Background: Histamine is an imidazolic compound performing a crucial function in the pathogenesis of
inflammation. Several studies have also emphasized its pro-carcinogenic effect in colorectal cancer (CRC).
Object: In fact, increased histamine levels have been observed in CRC and a decreased catabolism of this molecule is
typical of colorectal adenomas. Additional data have demonstrated that CRC is characterized by an altered balance
of histamine receptors (HRs); in fact, HR1 and HR4 are down-regulated in CRC, while HR2 is overexpressed.

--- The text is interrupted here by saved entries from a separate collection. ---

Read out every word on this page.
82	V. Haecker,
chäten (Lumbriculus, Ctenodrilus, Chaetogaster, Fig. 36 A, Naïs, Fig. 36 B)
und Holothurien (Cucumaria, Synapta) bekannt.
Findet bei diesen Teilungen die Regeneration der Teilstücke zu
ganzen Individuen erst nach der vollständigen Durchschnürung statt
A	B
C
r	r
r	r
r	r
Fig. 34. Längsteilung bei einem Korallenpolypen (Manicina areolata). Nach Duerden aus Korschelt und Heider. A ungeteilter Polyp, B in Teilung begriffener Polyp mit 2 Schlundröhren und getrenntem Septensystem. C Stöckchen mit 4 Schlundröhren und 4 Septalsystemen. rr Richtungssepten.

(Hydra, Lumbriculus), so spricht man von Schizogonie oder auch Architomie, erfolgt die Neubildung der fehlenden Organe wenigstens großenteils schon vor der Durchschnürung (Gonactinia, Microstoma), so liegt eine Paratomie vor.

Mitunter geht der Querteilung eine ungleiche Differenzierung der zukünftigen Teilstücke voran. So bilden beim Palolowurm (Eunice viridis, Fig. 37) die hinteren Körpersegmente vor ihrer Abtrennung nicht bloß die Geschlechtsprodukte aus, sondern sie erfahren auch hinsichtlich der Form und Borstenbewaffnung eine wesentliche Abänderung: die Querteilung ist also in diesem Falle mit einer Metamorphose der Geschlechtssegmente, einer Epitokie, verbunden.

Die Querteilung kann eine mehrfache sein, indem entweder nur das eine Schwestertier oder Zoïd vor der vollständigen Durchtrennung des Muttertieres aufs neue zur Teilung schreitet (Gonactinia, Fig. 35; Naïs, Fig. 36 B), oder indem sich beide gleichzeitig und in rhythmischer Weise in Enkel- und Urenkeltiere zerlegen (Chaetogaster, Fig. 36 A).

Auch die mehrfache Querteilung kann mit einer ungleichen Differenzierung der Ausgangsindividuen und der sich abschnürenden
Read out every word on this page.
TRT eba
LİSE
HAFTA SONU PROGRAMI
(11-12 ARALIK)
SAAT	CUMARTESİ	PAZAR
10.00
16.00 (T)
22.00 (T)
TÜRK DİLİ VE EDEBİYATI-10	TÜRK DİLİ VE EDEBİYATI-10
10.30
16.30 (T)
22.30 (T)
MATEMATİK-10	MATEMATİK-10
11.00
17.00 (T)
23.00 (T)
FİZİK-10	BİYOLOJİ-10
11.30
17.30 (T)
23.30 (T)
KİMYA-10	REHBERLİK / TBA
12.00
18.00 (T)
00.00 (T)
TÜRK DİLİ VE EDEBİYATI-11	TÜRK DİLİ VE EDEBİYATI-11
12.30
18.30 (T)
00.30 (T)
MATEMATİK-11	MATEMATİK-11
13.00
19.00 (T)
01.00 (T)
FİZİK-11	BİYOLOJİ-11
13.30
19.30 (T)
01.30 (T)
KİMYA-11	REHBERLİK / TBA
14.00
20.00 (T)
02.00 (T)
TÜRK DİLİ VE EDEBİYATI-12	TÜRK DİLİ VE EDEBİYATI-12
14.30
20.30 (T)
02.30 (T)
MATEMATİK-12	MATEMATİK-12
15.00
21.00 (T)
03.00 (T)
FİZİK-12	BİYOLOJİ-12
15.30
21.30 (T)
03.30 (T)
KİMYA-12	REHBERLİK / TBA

Method: Based on this evidence, we reviewed several studies investigating the role of HR2 antagonists (HR2A),
such as cimetidine in CRC.
Results: From a clinical point of view, HR2A may prolong the survival rates of patients with CRC, and a recent
meta-analysis seems to confirm this finding. From a biological perspective, it has been demonstrated that HR2A
could have a beneficial effect on CRC for many reasons: i) promotion of peri-tumoral lymphocyte growth and
improvement of immune response against the tumor, ii) suppression of adhesion molecules which might favor
metastasis, iii) anti-angiogenetic activity (reduction of VEGF), iv) increased production of some cytokines which
may counteract tumor growth, such as tumor necrosis factor (TNF) alpha, interleukin (IL)-10 and IL-15. On the
contrary, HR1 antagonists did not demonstrate any beneficial effect on CRC. Therefore, it is presumable that
histamine could be a relevant player in the development of CRC, but its effect might be mediated by an imperfect
homeostasis of its receptors.
Conclusion: In this scenario, HR2A could inhibit carcinogenesis whereas HR2 might act as a pro-carcinogenetic,
while HR1 and HR4, being suppressed in CRC, may antagonize neoplastic development.